I believe that growth in engineering fundamentals is a journey that never ends, and outsourcing thought and understanding to LLMs will have deep, negative impacts on engineers in the long run. Less human involvement in software engineering may be the future, and that's okay. But for now, I like software engineering and deeply value the growth that comes from understanding a problem and designing a solution.
This project was written without any LLM "agent" involvement. It was written with LLM autocomplete "suggestions". To me, this is the perfect symbiosis between LLMs and software engineering. It allows me to drive the line-by-line architecture of the system, encounter problems, explore solutions, choose the directions of the software, and maintain a deep understanding of the system, while at the same time speeding up development and reducing physical fatigue.
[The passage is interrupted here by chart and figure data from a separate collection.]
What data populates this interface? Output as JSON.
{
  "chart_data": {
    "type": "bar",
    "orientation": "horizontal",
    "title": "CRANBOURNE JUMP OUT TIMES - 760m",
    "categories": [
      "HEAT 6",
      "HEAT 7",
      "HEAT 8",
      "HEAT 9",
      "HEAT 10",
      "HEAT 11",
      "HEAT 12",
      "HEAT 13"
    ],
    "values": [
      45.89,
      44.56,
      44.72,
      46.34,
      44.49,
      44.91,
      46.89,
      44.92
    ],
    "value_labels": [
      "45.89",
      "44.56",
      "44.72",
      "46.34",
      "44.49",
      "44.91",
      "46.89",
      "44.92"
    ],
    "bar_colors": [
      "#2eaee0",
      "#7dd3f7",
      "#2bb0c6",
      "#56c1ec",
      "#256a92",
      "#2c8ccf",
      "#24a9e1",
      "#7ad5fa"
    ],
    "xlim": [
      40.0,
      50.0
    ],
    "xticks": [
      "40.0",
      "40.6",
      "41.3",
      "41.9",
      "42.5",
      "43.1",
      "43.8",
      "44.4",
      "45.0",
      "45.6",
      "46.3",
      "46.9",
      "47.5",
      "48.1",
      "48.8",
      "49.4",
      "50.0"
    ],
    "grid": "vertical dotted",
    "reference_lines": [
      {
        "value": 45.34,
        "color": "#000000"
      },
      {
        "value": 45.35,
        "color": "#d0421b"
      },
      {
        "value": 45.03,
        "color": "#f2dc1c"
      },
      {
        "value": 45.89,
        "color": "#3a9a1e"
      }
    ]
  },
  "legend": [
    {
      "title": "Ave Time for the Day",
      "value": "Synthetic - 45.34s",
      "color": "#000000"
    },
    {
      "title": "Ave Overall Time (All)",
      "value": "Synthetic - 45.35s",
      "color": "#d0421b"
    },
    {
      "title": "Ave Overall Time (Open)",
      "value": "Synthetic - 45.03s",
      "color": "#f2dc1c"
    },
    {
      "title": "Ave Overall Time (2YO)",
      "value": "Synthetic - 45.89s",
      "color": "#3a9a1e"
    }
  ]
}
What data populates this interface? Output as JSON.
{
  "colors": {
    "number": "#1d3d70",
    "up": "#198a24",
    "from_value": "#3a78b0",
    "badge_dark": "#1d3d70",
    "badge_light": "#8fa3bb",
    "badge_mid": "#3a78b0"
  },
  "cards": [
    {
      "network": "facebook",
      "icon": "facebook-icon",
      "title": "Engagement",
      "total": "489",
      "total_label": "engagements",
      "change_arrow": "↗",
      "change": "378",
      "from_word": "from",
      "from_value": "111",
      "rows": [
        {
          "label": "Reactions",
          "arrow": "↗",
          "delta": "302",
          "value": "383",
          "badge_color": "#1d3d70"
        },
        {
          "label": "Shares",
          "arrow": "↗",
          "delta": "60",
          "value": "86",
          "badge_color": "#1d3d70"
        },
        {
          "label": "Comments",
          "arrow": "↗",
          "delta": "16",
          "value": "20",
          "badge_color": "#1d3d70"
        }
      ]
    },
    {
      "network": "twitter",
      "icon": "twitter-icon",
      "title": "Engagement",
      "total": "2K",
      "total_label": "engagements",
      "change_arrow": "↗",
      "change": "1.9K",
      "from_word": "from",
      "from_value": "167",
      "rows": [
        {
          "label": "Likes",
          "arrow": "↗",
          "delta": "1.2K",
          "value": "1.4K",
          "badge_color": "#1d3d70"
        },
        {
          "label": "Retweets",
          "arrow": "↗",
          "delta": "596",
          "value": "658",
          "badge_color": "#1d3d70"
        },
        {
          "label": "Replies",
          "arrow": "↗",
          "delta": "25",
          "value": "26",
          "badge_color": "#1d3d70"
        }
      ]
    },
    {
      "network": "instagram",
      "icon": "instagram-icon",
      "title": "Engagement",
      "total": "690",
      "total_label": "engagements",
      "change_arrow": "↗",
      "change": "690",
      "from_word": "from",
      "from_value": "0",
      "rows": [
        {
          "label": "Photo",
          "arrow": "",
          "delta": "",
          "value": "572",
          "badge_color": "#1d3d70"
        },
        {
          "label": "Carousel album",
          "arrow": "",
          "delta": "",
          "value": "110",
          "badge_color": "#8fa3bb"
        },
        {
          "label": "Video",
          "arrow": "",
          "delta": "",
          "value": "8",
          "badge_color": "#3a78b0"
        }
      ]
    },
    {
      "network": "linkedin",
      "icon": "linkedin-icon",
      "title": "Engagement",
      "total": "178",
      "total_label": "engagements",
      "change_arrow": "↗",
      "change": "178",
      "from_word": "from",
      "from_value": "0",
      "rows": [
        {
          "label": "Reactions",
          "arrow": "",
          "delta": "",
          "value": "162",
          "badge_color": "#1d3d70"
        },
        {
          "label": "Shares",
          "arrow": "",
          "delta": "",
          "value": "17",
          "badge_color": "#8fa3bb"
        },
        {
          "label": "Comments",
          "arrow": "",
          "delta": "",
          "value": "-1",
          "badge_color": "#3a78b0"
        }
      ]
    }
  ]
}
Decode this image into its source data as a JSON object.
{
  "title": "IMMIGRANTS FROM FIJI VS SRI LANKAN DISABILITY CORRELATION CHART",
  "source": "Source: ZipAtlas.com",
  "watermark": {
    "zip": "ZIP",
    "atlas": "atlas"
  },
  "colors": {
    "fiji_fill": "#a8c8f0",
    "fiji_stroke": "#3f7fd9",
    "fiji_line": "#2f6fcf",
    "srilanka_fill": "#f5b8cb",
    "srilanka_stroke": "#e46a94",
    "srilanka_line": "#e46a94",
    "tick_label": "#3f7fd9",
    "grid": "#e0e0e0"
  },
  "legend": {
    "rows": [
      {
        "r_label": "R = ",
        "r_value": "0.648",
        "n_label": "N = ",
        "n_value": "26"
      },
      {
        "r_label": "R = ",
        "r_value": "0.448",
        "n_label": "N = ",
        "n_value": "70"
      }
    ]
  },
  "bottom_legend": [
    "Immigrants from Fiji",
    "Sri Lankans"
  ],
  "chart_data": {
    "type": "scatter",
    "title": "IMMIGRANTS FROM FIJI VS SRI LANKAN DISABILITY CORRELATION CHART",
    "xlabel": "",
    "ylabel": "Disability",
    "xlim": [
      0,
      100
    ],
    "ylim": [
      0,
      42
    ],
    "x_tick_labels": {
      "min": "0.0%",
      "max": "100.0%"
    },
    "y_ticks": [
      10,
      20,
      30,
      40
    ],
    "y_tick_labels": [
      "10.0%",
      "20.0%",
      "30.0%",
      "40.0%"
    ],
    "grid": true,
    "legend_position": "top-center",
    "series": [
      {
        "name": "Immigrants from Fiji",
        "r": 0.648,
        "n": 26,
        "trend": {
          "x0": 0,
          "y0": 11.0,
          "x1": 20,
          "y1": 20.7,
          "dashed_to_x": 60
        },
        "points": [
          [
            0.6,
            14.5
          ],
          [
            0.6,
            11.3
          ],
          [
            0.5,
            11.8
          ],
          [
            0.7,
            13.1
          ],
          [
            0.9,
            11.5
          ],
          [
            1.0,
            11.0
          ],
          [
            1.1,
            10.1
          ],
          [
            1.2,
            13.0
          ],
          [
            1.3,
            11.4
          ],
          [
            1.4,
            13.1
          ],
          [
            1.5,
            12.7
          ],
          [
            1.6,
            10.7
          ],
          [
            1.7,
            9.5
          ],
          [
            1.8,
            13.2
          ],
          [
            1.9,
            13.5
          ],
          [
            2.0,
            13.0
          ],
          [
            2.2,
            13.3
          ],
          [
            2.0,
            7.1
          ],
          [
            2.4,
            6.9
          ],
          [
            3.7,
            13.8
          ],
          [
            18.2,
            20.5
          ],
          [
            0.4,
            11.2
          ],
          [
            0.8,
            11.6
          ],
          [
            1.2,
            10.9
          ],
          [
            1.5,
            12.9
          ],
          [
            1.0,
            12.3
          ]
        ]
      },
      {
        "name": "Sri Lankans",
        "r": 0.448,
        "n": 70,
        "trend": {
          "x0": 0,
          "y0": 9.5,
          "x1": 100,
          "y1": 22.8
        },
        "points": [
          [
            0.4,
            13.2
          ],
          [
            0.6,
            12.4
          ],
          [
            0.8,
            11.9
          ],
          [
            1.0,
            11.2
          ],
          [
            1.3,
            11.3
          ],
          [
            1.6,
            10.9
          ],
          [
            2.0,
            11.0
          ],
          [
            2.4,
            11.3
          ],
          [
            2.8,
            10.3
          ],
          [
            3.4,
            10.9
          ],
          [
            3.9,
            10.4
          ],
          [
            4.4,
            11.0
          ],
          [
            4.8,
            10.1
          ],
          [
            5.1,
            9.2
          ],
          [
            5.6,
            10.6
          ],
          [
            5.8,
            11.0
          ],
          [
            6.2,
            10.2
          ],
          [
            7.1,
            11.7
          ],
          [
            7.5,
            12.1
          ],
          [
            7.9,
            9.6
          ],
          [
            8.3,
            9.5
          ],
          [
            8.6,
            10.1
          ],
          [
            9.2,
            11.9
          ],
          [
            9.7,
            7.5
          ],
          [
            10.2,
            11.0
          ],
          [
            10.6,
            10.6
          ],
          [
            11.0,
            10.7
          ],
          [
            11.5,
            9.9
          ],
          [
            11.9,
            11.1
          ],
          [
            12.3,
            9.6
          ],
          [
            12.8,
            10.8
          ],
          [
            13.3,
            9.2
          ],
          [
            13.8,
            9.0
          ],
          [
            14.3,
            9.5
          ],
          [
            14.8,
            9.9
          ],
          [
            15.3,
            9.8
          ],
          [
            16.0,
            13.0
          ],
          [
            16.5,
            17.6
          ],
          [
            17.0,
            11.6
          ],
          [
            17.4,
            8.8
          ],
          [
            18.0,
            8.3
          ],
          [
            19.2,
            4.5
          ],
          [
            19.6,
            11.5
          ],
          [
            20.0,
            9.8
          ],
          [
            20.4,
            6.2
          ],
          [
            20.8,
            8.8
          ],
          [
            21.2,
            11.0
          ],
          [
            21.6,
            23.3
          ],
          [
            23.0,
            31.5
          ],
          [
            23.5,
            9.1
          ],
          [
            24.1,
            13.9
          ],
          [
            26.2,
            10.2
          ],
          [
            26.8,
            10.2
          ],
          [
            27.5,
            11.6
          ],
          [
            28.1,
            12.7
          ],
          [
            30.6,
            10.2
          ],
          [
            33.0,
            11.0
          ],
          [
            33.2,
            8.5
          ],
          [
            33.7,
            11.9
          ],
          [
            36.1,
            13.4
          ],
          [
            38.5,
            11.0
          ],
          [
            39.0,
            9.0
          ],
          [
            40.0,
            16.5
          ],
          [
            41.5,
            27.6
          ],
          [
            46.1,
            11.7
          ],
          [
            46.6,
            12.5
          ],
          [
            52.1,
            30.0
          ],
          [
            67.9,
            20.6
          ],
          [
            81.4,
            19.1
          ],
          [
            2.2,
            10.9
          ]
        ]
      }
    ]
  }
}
This article, however, has been significantly reviewed and edited by an LLM. I've written all initial versions, but I've also passed the output to an LLM for corrections and consistency.
The hardware for this project is nothing special. The MCU is an ESP32-S3 development board, connected to a 64x64 RGB LED Matrix panel. It is powered with a 5V 4A switching power supply. I also added a switch to toggle the MCU's power source between the USB port and the power supply, since there are no protection diodes for the USB port on the development board I used.
| Part | Description |
|---|---|
| Adafruit ESP32-S3 Feather | The main MCU |
| 64x64 RGB LED matrix panel | The LED matrix panel |
| 5V 4A (4000mA) switching power supply | Power supply |
| 2x8 IDC breakout pins | Connection pins for the ribbon cable |
| 2x8 IDC ribbon cable | Connection between the MCU and the LED matrix |
| Black LED diffusion acrylic | Makes the LEDs less harsh and easier to look at |
| Adafruit Perma-Proto Half-sized Breadboard PCB | The board that everything is soldered to |









The body was printed with PETG. If I were to improve this design a little, I would have made it easier to plug in the USB cord without needing to disassemble the body.
The schematic was designed with KiCad.